Seit den Anfängen der Entwicklung sind rund 120 000 metallorganische Verbindungen hergestellt und charakterisiert worden. „Ein extrem vielfältiges Gebiet, das sich sehr gut mit Computern kontrollieren lässt“, sagt Wöll, der seit etwa 25 Jahren mit diesen Materialien arbeitet.

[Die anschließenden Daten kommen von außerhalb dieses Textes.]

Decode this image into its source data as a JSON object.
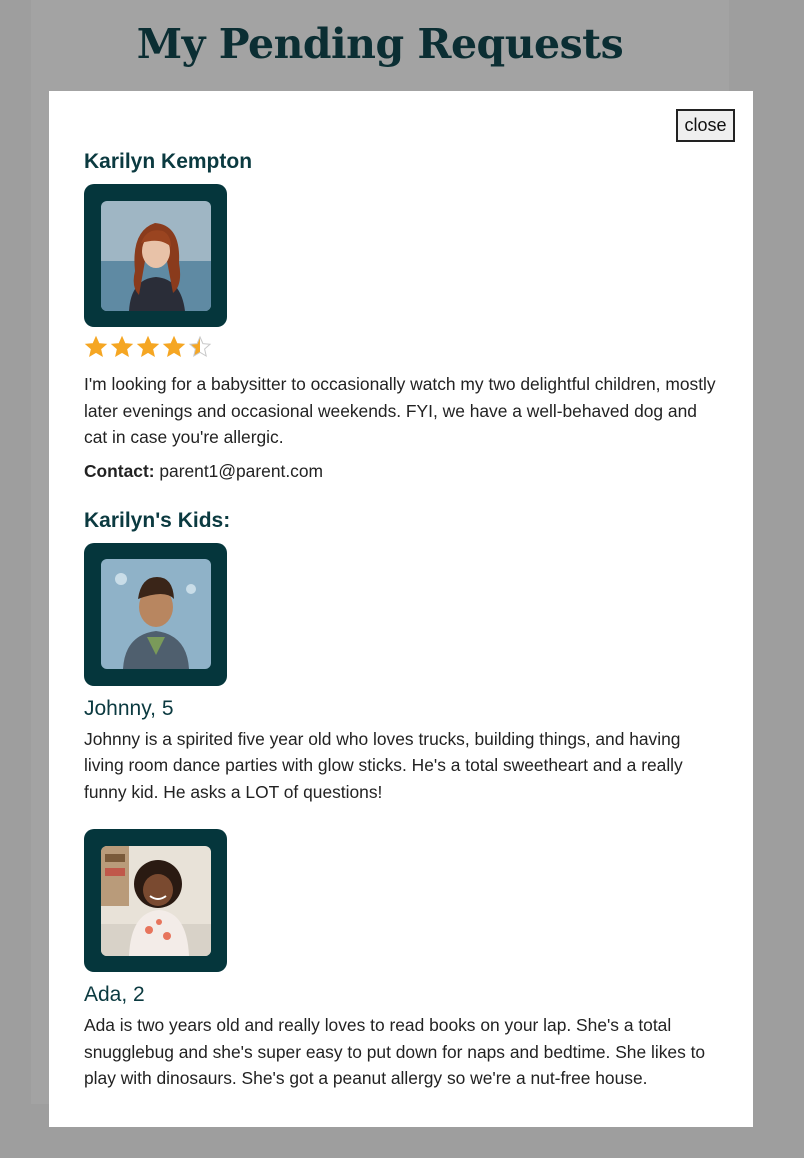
{
  "page": {
    "title": "My Pending Requests"
  },
  "modal": {
    "close_label": "close",
    "parent": {
      "name": "Karilyn Kempton",
      "photo_icon": "parent-photo",
      "rating": 4.5,
      "rating_max": 5,
      "description": "I'm looking for a babysitter to occasionally watch my two delightful children, mostly later evenings and occasional weekends. FYI, we have a well-behaved dog and cat in case you're allergic.",
      "contact_label": "Contact:",
      "contact_value": "parent1@parent.com"
    },
    "kids_heading": "Karilyn's Kids:",
    "kids": [
      {
        "name": "Johnny, 5",
        "description": "Johnny is a spirited five year old who loves trucks, building things, and having living room dance parties with glow sticks. He's a total sweetheart and a really funny kid. He asks a LOT of questions!"
      },
      {
        "name": "Ada, 2",
        "description": "Ada is two years old and really loves to read books on your lap. She's a total snugglebug and she's super easy to put down for naps and bedtime. She likes to play with dinosaurs. She's got a peanut allergy so we're a nut-free house."
      }
    ]
  },
  "colors": {
    "accent": "#05363c",
    "heading": "#0b3a40",
    "star": "#f5a623",
    "overlay": "#9e9e9e"
  }
}
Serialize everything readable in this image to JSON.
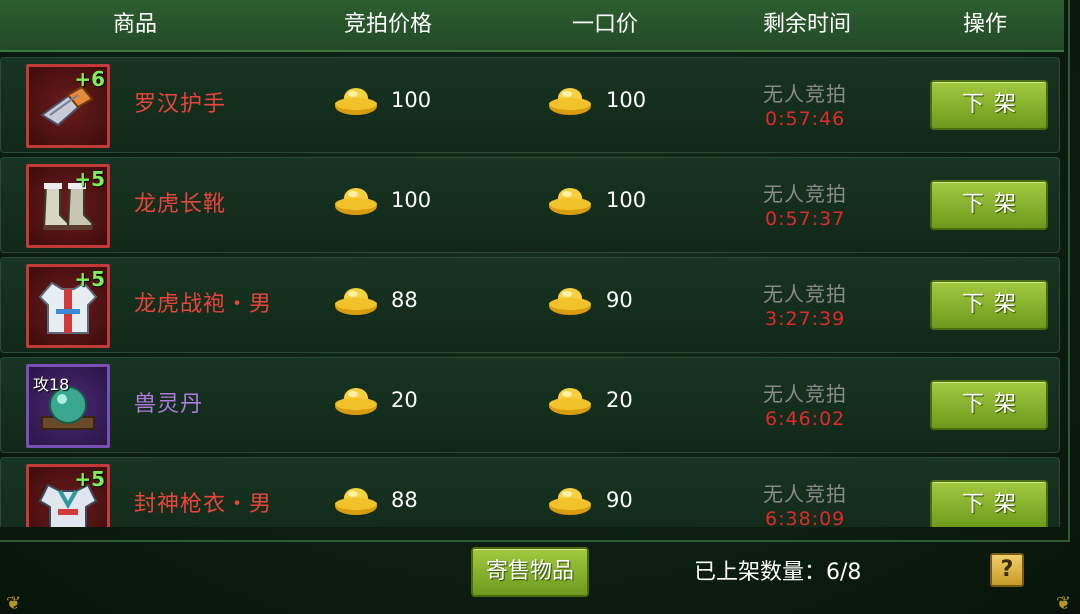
{
  "header": {
    "col_item": "商品",
    "col_bid_price": "竞拍价格",
    "col_buyout_price": "一口价",
    "col_time_left": "剩余时间",
    "col_action": "操作"
  },
  "rows": [
    {
      "name": "罗汉护手",
      "plus": "+6",
      "bid": "100",
      "buyout": "100",
      "status": "无人竞拍",
      "time": "0:57:46",
      "action": "下架",
      "rarity": "red",
      "icon": "gauntlet-icon"
    },
    {
      "name": "龙虎长靴",
      "plus": "+5",
      "bid": "100",
      "buyout": "100",
      "status": "无人竞拍",
      "time": "0:57:37",
      "action": "下架",
      "rarity": "red",
      "icon": "boots-icon"
    },
    {
      "name": "龙虎战袍・男",
      "plus": "+5",
      "bid": "88",
      "buyout": "90",
      "status": "无人竞拍",
      "time": "3:27:39",
      "action": "下架",
      "rarity": "red",
      "icon": "robe-icon"
    },
    {
      "name": "兽灵丹",
      "atk": "攻18",
      "bid": "20",
      "buyout": "20",
      "status": "无人竞拍",
      "time": "6:46:02",
      "action": "下架",
      "rarity": "purple",
      "icon": "orb-icon"
    },
    {
      "name": "封神枪衣・男",
      "plus": "+5",
      "bid": "88",
      "buyout": "90",
      "status": "无人竞拍",
      "time": "6:38:09",
      "action": "下架",
      "rarity": "red",
      "icon": "armor-icon"
    }
  ],
  "footer": {
    "consign_label": "寄售物品",
    "listed_count_label": "已上架数量：6/8",
    "help_label": "?"
  },
  "colors": {
    "header_bg": "#2d5e2f",
    "item_name_red": "#e8443b",
    "item_name_purple": "#b07ae0",
    "timer_red": "#e02a2a",
    "button_green": "#8bb531"
  }
}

Am Institut für Funktionelle Grenzflächen am KIT werden sie etwa in Form dünner Schichten für Sensoren benutzt, die Gase erkennen und so verschiedene Teesorten, Pflanzen oder sogar Trüffelarten unterscheiden können.

Andere Sensoren erkennen Fehler im Wein, wenn sie nur über das Glas gehalten werden. „Bei den Sensoren erwarte ich noch stürmische Entwicklungen“, sagt Wöll. Von der Industrie in Deutschland sei das Potenzial jedoch noch kaum erkannt worden – noch seien die Gerüste oft zu unsicher und instabil. „Inzwischen haben wir aber MOFs, die man drei Stunden in kochendes Wasser legen kann“, sagt Wöll. „Das nenne ich stabil.“ Als MOFs bezeichnen Chemiker die Gerüststrukturen, nach dem englischen Wort „metalloorganic frameworks“.

Über dreißig Jahre Forschung

Die Forschungen, die Kitagawa, Yaghi und Robson den Nobelpreis einbrachten, begannen bereits 1989 – im Labor von Richard Robson. Seinen Aha-Moment hatte Robson allerdings schon Jahre vorher, 1974, als er an der Universität von Melbourne in Australien aus Holzkugeln Atommodelle für Studierende baute. Als er die Löcher für die chemischen Verbindungen, simuliert durch Holzstangen, in die „Atomkugeln“ bohrte, fragte er sich, was passieren würde, wenn er die Eigenschaften der Atome nutzen würde, um verschiedene Arten von Molekülen miteinander zu verbinden, anstatt einzelne Atome.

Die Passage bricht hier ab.